Se podrá contraargumentar que ellos no la solicitaron y que por eso quedan fuera de esta ley, pero el mismo principio de autonomía se podría aplicar a los familiares cercanos de estos enfermos, quienes los ven sufrir con sus limitaciones extremas y también sufren ellos con las demandas que su cuidado les significa o el alto costo de una eventual internación definitiva. ¿Por qué no van a tener el derecho a solicitar la eutanasia de su familiar sufriente en caso de no estar capacitado él mismo para solicitarla? Sin ir más lejos, de las 169 personas afectadas de demencia, sometidas a eutanasia durante 2017 en Holanda, la mayoría no estaba en condiciones de dar su consentimiento ni lo había dejado antes por escrito.
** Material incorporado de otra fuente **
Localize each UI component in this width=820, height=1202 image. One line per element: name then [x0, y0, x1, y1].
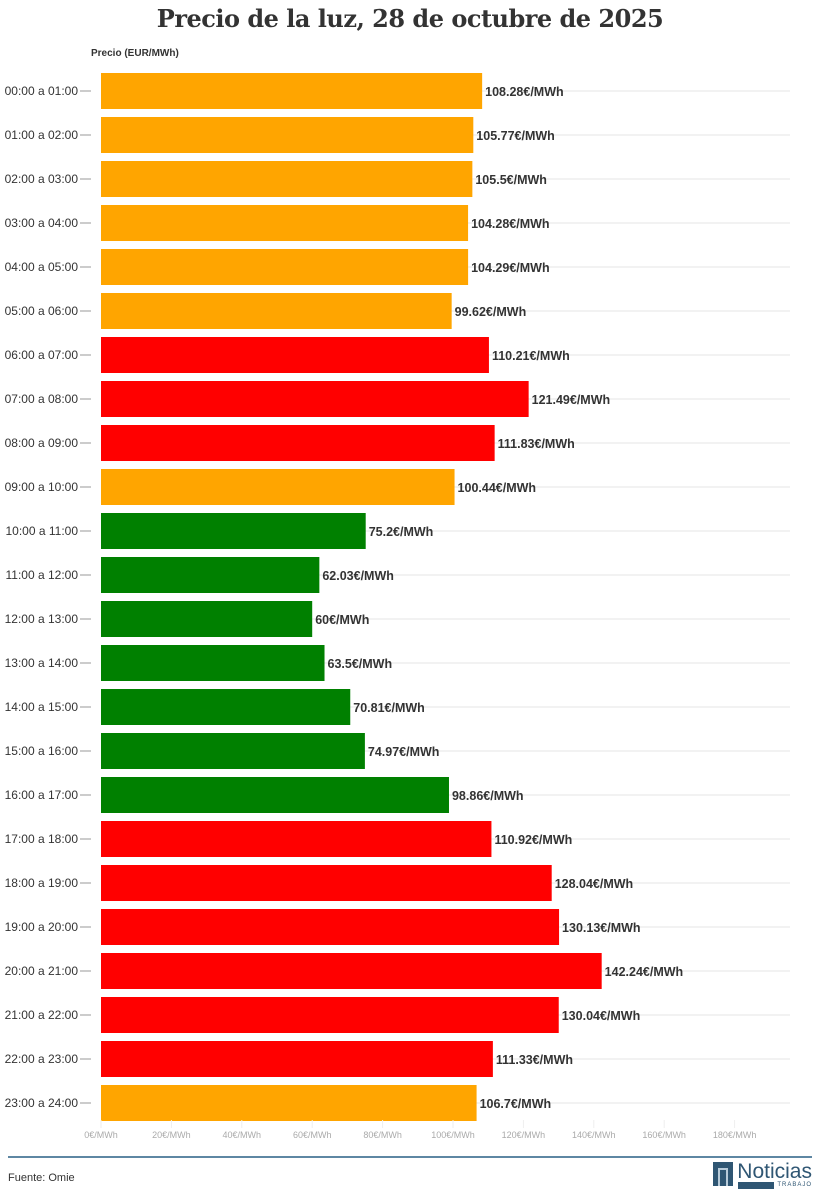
category-label: 11:00 a 12:00: [5, 568, 78, 582]
noticias-trabajo-logo: Noticias TRABAJO: [713, 1160, 812, 1189]
data-label: 104.28€/MWh: [471, 217, 550, 231]
x-tick-label: 120€/MWh: [502, 1130, 546, 1140]
bar: [101, 645, 325, 681]
bar: [101, 381, 529, 417]
logo-mark-icon: [713, 1162, 734, 1186]
x-tick-label: 60€/MWh: [293, 1130, 332, 1140]
category-label: 01:00 a 02:00: [5, 128, 79, 142]
x-tick-label: 100€/MWh: [431, 1130, 475, 1140]
category-label: 09:00 a 10:00: [5, 480, 79, 494]
logo-sub: TRABAJO: [738, 1182, 812, 1189]
bar: [101, 821, 492, 857]
bar: [101, 337, 489, 373]
category-label: 13:00 a 14:00: [5, 656, 79, 670]
footer-divider: [8, 1156, 812, 1158]
data-label: 106.7€/MWh: [480, 1097, 552, 1111]
bar: [101, 1085, 477, 1121]
category-label: 20:00 a 21:00: [5, 964, 79, 978]
data-label: 60€/MWh: [315, 613, 369, 627]
x-tick-label: 80€/MWh: [363, 1130, 402, 1140]
bar: [101, 733, 365, 769]
bar: [101, 513, 366, 549]
bar: [101, 557, 320, 593]
bar: [101, 1041, 493, 1077]
source-note: Fuente: Omie: [8, 1172, 75, 1184]
data-label: 98.86€/MWh: [452, 789, 524, 803]
category-label: 06:00 a 07:00: [5, 348, 79, 362]
data-label: 75.2€/MWh: [369, 525, 434, 539]
bar: [101, 601, 313, 637]
category-label: 21:00 a 22:00: [5, 1008, 79, 1022]
category-label: 14:00 a 15:00: [5, 700, 79, 714]
bar: [101, 425, 495, 461]
data-label: 105.5€/MWh: [475, 173, 547, 187]
bar: [101, 293, 452, 329]
data-label: 130.13€/MWh: [562, 921, 641, 935]
data-label: 74.97€/MWh: [368, 745, 440, 759]
category-label: 19:00 a 20:00: [5, 920, 79, 934]
data-label: 104.29€/MWh: [471, 261, 550, 275]
category-label: 18:00 a 19:00: [5, 876, 79, 890]
category-label: 08:00 a 09:00: [5, 436, 79, 450]
x-tick-label: 40€/MWh: [223, 1130, 262, 1140]
category-label: 10:00 a 11:00: [5, 524, 78, 538]
data-label: 105.77€/MWh: [476, 129, 555, 143]
bar: [101, 117, 474, 153]
category-label: 12:00 a 13:00: [5, 612, 79, 626]
category-label: 22:00 a 23:00: [5, 1052, 79, 1066]
category-label: 00:00 a 01:00: [5, 84, 79, 98]
data-label: 62.03€/MWh: [322, 569, 394, 583]
data-label: 128.04€/MWh: [555, 877, 634, 891]
chart-title: Precio de la luz, 28 de octubre de 2025: [156, 4, 664, 33]
data-label: 110.21€/MWh: [492, 349, 570, 363]
x-tick-label: 20€/MWh: [152, 1130, 191, 1140]
x-tick-label: 140€/MWh: [572, 1130, 616, 1140]
category-label: 23:00 a 24:00: [5, 1096, 79, 1110]
bar: [101, 161, 473, 197]
category-label: 17:00 a 18:00: [5, 832, 79, 846]
y-axis-label: Precio (EUR/MWh): [91, 48, 179, 59]
data-label: 99.62€/MWh: [455, 305, 527, 319]
x-tick-label: 160€/MWh: [642, 1130, 686, 1140]
data-label: 110.92€/MWh: [494, 833, 572, 847]
data-label: 111.33€/MWh: [496, 1053, 573, 1067]
data-label: 111.83€/MWh: [498, 437, 575, 451]
bar: [101, 689, 351, 725]
data-label: 108.28€/MWh: [485, 85, 564, 99]
category-label: 04:00 a 05:00: [5, 260, 79, 274]
data-label: 142.24€/MWh: [605, 965, 684, 979]
x-tick-label: 0€/MWh: [84, 1130, 118, 1140]
category-label: 02:00 a 03:00: [5, 172, 79, 186]
data-label: 63.5€/MWh: [328, 657, 393, 671]
data-label: 130.04€/MWh: [562, 1009, 641, 1023]
bar: [101, 777, 449, 813]
category-label: 07:00 a 08:00: [5, 392, 79, 406]
category-label: 03:00 a 04:00: [5, 216, 79, 230]
category-label: 15:00 a 16:00: [5, 744, 79, 758]
bar: [101, 953, 602, 989]
bar: [101, 205, 469, 241]
category-label: 05:00 a 06:00: [5, 304, 79, 318]
data-label: 121.49€/MWh: [532, 393, 611, 407]
bar: [101, 73, 483, 109]
x-tick-label: 180€/MWh: [713, 1130, 757, 1140]
category-label: 16:00 a 17:00: [5, 788, 79, 802]
bar: [101, 469, 455, 505]
logo-name: Noticias: [737, 1160, 812, 1183]
bar: [101, 865, 552, 901]
bar-chart: Precio (EUR/MWh) 00:00 a 01:00 108.28€/MWh…: [5, 48, 790, 1140]
bar: [101, 249, 469, 285]
bar: [101, 909, 560, 945]
data-label: 100.44€/MWh: [458, 481, 537, 495]
data-label: 70.81€/MWh: [353, 701, 425, 715]
bar: [101, 997, 559, 1033]
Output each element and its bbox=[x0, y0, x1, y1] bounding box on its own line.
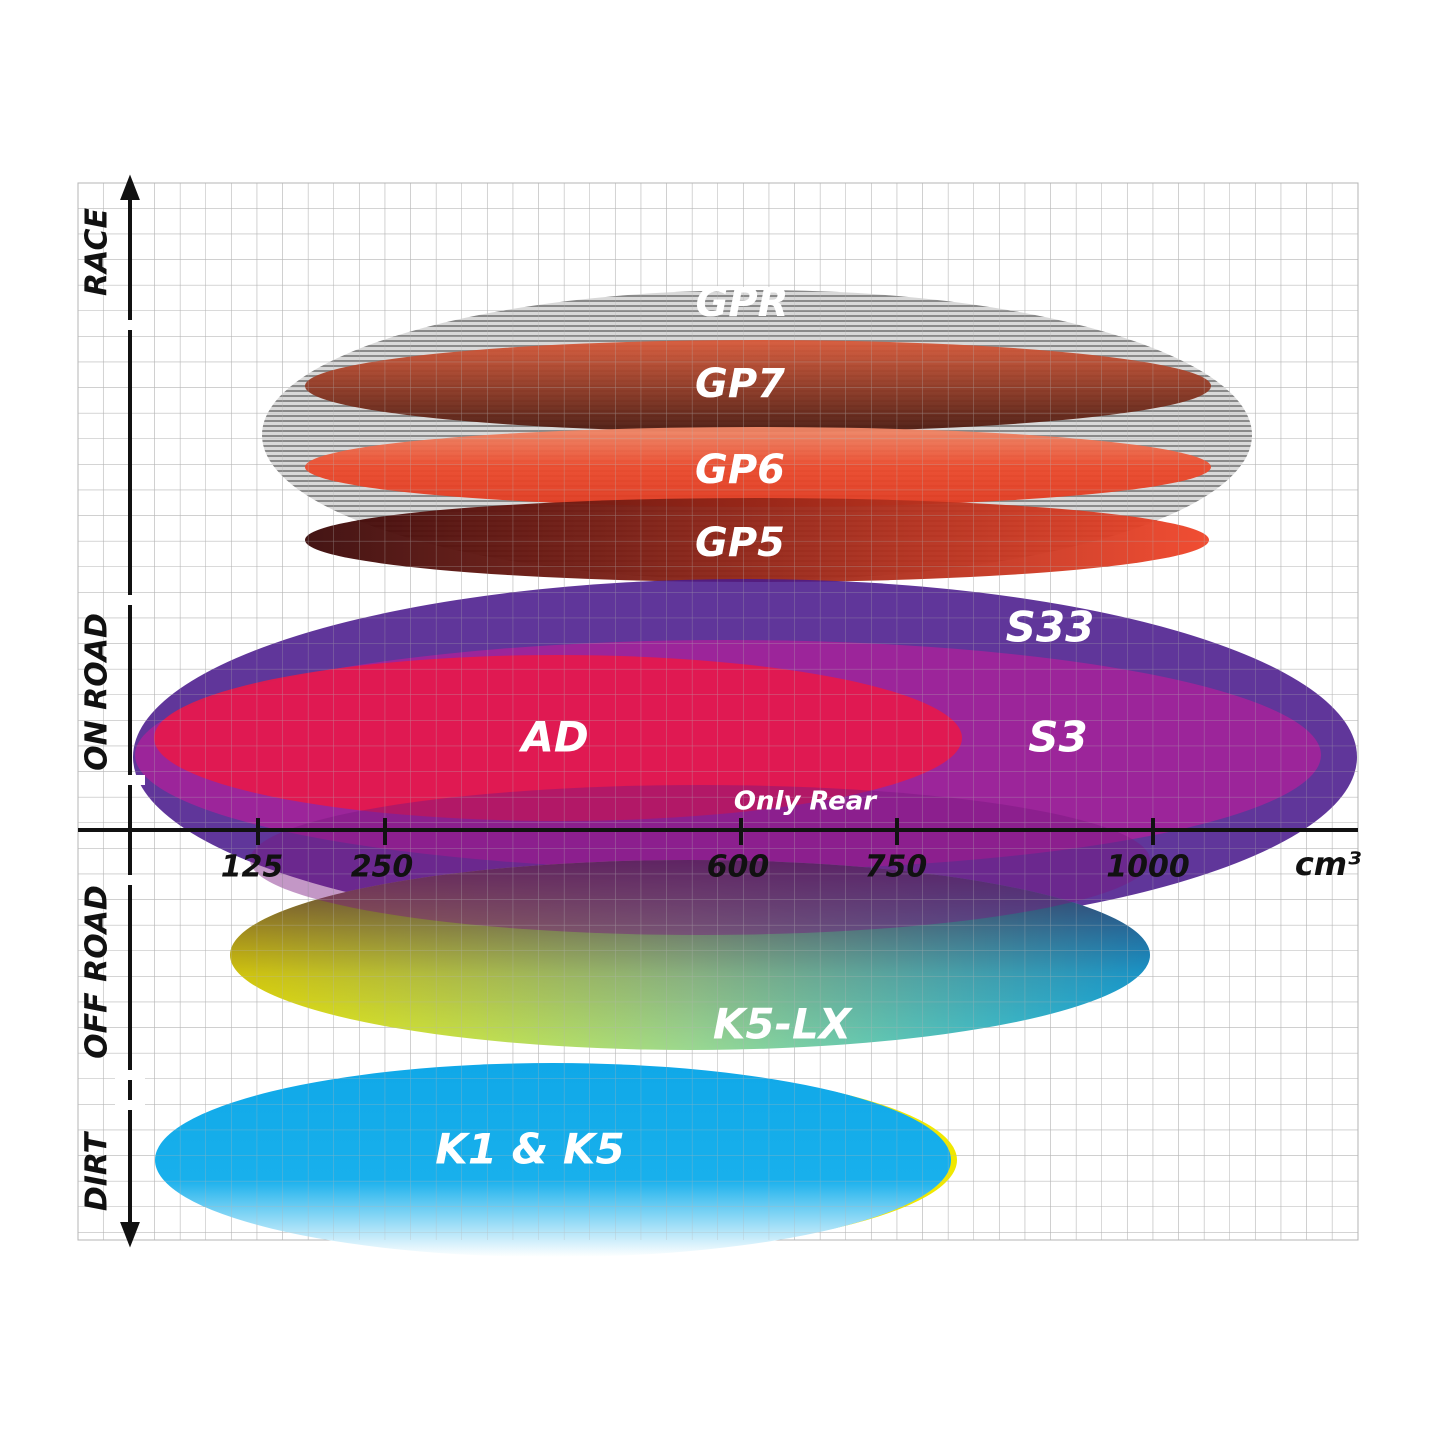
y-label: RACE bbox=[80, 208, 115, 296]
axes bbox=[78, 174, 1358, 1248]
tire-label: AD bbox=[518, 713, 588, 762]
grid-overlay bbox=[78, 183, 1358, 1240]
label-gaps bbox=[115, 320, 145, 1110]
arrow-down bbox=[120, 1222, 140, 1248]
tire-label: S3 bbox=[1028, 713, 1087, 762]
x-tick-label: 1000 bbox=[1106, 850, 1190, 885]
tire-label: K1 & K5 bbox=[435, 1125, 624, 1174]
y-label: ON ROAD bbox=[80, 613, 115, 771]
arrow-up bbox=[120, 174, 140, 200]
y-label: OFF ROAD bbox=[80, 885, 115, 1059]
tire-label: GP7 bbox=[695, 361, 785, 407]
tire-label: S33 bbox=[1006, 603, 1095, 652]
x-tick-label: 125 bbox=[221, 850, 284, 885]
x-unit: cm³ bbox=[1295, 845, 1361, 883]
x-tick-label: 250 bbox=[351, 850, 414, 885]
tire-label: GP5 bbox=[695, 520, 785, 566]
tire-label: Only Rear bbox=[734, 787, 878, 817]
tire-label: GPR bbox=[696, 280, 789, 326]
tire-label: K5-LX bbox=[713, 1000, 854, 1049]
x-tick-label: 600 bbox=[707, 850, 770, 885]
tire-label: GP6 bbox=[695, 447, 785, 493]
x-tick-label: 750 bbox=[865, 850, 928, 885]
y-label: DIRT bbox=[80, 1130, 115, 1211]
Sabemos también que el número de eutanasias ha venido aumentando en ese mismo país en forma alarmante, llegando en el año 2015 a 5.016 casos (A. W. Bauer, 2020).
¿Es siquiera imaginable que en una nación relativamente pequeña como Holanda haya habido, en un solo año, ese número tan alto de enfermos terminales que la medicina paliativa no pudo aliviar? ¿No se habrán sumado los “suicidios asistidos”, como de hecho y oficialmente ocurre en Suiza, país que solo en el año 2015 tuvo 1.300 casos de este tipo? (A. W. Bauer, 2019). ¿Y si la experiencia psiquiátrica demuestra que la mayoría de los suicidas padecen de una enfermedad mental que es mejorable y que los postulantes a ese procedimiento podrían haberse arrepentido?
Pienso que hay muchas preguntas por contestar y cuestiones por resolver antes de aprobar una ley de eutanasia, sobre todo si se piensa en lo que está sucediendo en los países que ya la tienen. El argumento aportado por el rector Peña es contundente, pero no resuelve el problema de la demencia y de otras enfermedades mentales crónicas, las que cuestionan el principio de que la vida humana solo tiene valor si se la vive consciente y libremente. Quizás si los griegos otra vez tenían razón al sostener que ella es sagrada y, por ende, siempre digna de ser vivida.